Of the owners benefiting from the tax break — known as the Industrial and Commercial Abatement Program — the biggest winners include Sam Chang, Harshad Patel and Riverbrook Equities, according to a New York Hotel Trades Council analysis obtained and vetted by the Daily News.
Chang, for example, has built 49 hotels since 2006.
Of those, 14 have housed the homeless. Five have received ICAP rebates and saved approximately $2.3 million on their 2018-2019 tax bills, city records show.
Chang, who still retains ownership in one of the hotels, the Holiday Inn JFK, saved $791,323 in taxes for that property during the last tax cycle.
In all, 44 homeless hotels appear to have received both the ICAP rebate and homeless subsidies within the past four years, city records show. There are a total of 151 hotels that get ICAP rebates. From 2015 to 2019, homeless hotels that got the rebates saved more than $30 million.
All the while, owners like Chang and other operators who get the tax rebates are getting paid by the city to house the homeless. That money is routed to the hotels through homeless service “management companies,” which get the money directly from the city.

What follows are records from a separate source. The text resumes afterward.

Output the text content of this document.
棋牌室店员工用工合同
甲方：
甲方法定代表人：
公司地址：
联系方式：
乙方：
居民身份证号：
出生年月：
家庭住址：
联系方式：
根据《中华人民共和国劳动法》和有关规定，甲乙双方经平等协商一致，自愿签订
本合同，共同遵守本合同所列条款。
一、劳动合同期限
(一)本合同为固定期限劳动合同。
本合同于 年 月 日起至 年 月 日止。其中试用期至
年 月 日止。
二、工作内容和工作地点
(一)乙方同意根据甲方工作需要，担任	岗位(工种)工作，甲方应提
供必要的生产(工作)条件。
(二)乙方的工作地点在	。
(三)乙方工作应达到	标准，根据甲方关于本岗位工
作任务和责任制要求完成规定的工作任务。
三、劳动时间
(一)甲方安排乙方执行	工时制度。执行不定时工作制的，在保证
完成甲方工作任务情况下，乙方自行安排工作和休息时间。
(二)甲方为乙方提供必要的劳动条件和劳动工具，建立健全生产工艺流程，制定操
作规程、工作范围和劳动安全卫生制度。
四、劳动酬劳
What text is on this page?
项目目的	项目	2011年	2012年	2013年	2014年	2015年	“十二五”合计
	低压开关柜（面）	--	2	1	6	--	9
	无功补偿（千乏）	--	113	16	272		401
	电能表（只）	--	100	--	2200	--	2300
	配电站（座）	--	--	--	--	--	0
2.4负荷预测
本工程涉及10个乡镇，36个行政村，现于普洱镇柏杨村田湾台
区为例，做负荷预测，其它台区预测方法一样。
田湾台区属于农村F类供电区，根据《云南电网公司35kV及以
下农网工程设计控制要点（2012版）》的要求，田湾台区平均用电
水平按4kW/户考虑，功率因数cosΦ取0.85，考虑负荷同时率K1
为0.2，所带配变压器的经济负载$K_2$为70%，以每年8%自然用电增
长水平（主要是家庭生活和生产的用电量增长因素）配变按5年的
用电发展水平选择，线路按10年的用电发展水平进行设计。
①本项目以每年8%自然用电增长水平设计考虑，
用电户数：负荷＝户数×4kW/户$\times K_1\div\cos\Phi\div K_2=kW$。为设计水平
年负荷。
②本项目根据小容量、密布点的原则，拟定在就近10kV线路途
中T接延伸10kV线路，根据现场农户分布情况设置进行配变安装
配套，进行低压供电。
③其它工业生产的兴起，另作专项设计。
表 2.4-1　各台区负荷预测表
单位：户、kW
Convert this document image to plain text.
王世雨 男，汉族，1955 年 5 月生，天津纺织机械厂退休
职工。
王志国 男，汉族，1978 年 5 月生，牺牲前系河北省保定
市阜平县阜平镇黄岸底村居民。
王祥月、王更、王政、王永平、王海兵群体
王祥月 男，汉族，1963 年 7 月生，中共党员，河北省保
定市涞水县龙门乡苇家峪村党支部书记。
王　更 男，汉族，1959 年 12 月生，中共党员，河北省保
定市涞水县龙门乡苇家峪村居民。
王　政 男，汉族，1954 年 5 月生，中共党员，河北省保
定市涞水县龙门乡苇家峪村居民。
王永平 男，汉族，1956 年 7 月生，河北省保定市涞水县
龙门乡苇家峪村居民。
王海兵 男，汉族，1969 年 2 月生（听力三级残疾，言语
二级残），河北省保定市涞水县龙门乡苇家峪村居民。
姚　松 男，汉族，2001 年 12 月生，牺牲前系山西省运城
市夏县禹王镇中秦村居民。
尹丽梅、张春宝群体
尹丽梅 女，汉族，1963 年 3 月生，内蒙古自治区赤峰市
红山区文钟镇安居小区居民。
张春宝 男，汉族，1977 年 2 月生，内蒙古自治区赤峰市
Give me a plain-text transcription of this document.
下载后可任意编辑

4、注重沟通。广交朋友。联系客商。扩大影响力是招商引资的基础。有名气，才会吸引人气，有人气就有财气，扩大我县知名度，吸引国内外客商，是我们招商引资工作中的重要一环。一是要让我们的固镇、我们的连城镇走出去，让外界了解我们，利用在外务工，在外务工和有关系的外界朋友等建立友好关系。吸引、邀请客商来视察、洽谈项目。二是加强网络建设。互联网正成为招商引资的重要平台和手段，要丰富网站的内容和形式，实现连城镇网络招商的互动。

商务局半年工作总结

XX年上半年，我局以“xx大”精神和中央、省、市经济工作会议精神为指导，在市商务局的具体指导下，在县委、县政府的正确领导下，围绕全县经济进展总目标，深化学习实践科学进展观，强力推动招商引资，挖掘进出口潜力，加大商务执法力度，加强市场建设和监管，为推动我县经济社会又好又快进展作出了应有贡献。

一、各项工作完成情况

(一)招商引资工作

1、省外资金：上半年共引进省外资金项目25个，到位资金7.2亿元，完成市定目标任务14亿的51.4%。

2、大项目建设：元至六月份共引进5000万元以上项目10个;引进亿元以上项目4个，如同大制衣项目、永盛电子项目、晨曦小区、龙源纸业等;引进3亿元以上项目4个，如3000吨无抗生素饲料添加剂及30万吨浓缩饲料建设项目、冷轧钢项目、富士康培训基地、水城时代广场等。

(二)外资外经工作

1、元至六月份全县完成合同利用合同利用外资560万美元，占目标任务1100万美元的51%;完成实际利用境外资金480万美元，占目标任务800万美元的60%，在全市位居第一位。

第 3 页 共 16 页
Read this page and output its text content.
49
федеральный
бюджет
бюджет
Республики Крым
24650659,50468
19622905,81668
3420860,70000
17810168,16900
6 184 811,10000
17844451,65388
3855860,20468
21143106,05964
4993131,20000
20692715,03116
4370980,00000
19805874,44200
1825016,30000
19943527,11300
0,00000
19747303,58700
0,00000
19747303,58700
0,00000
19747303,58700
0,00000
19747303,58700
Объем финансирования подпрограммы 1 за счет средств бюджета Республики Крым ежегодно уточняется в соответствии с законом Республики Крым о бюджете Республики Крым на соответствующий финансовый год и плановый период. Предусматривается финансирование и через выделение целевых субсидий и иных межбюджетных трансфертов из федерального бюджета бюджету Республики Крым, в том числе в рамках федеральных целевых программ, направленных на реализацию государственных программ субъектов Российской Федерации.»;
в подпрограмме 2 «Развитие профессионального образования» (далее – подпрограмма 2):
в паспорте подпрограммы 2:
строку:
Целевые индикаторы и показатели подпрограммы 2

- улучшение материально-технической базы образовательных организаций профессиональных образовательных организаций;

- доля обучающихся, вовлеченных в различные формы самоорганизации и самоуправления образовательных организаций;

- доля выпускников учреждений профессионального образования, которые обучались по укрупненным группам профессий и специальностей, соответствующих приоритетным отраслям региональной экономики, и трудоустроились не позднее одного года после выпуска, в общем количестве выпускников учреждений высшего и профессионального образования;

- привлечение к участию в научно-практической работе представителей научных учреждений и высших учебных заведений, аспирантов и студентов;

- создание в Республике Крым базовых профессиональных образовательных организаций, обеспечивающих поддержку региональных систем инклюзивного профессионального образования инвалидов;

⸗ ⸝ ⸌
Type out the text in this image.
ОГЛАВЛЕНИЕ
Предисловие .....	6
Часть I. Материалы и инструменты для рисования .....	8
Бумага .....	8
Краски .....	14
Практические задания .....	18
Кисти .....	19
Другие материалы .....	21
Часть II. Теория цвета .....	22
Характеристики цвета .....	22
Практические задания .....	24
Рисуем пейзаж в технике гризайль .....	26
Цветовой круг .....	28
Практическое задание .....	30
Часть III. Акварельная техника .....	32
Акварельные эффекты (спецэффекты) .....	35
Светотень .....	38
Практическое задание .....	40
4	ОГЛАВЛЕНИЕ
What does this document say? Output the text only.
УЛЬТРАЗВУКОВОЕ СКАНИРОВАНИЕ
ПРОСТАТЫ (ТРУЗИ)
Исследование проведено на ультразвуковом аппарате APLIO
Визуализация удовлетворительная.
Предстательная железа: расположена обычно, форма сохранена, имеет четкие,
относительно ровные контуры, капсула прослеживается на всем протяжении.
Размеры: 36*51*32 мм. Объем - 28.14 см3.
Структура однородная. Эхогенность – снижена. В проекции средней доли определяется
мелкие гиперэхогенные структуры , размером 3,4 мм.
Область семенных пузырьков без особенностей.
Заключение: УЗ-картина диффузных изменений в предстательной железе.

A spokeswoman for Chang’s McSam Hotel Group said the company has done nothing wrong.
“McSam Hotel Group complies with New York City laws, rules and regulations in building hotels. We never build hotels with the intent of housing homeless persons, "spokeswoman Lisa Linden said." McSam Hotel Group makes no decisions regarding whether homeless persons are housed in hotels. The management companies make those decisions.”
Harshad Patel said the rebate fulfills its mission of creating jobs and that critics are ignoring the big picture.
“It’s the only reason we are building,” he said. "We have a lot of expenses.”
The city projects it will spend $2.1 billion overall on tackling the homelessness crisis in 2020. In 2018, $384 million went from city coffers to housing homeless people in hotels. Less clear is how much of the city’s homeless budget is going specifically to hotels that already receive the ICAP rebate.